International career
- 2009: Nigeria / 3 / (1)

= Isaac Promise =

Nigerian footballer (1987–2019)

Isaac Promise (2 December 1987 – 2 October 2019) was a Nigerian footballer. He was the captain of the football team representing Nigeria which won the silver medal at the 2008 Summer Olympics in Beijing. He played professionally for 14 seasons, much of which was spent in Turkey. He scored a total of 77 club goals during his career.

==Career==

===Club career===
As a promising youngster, Promise went on trials with Nigerian second division side Grays International. Attracting attention from several big name football clubs in Europe, he went on trials with Real Madrid alongside Mikel John Obi, but found the trials unsuccessful.
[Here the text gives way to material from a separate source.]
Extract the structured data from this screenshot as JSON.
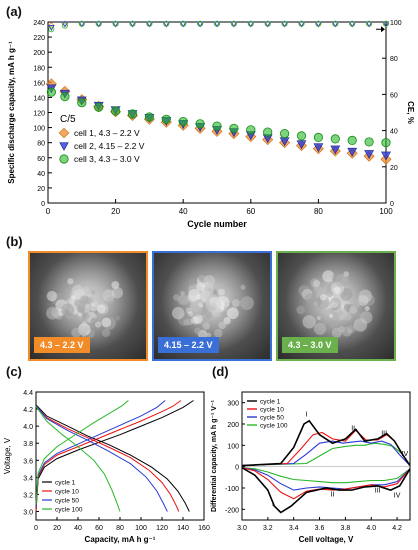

After being linked with Dutch outfit Feyenoord Rotterdam he eventually signed for Süper Lig club Gençlerbirliği in a three-year deal in August 2005.

In the Turkcell Super League 2006-07 season, Promise scored 12 goals. He more than doubled the number of his total goals for Gençlerbirliği. On 15 July 2008, Promise agreed a 4-year deal with Trabzonspor.

With Trabzonspor, he scored two goals in 26 matches. Because of his average performance he was loaned out to Manisaspor for a year. Promise played 27 matches and scored six goals. In the summer of 2010, Manisaspor signed a contract with him. After scoring 11 goals in 30 matches with his now relegated club Manisaspor, he signed a 3-year contract with Antalyaspor.

In February 2015, he signed a six months deal with Balıkesirspor.

In August 2018, it was announced that Promise would join United Soccer League expansion side Austin Bold for the 2019 season.

===International career===
Promise was named as the captain of the Nigeria under-23 squad for the 2008 Summer Olympics, being held in China. On 13 August 2008 at Tianjin Olympic Center in Tianjin, Promise scored Nigeria's first goal against the United States in the group stage. Nigeria went ahead to win the match 2–1.

Nigeria ended up winning the silver medal after losing 1–0 to Argentina in the final.

Promise first appeared in the senior team in 2009. He earned 3 caps and scored one goal.

===Death===
Promise died of a heart attack on 2 October 2019, at age 31.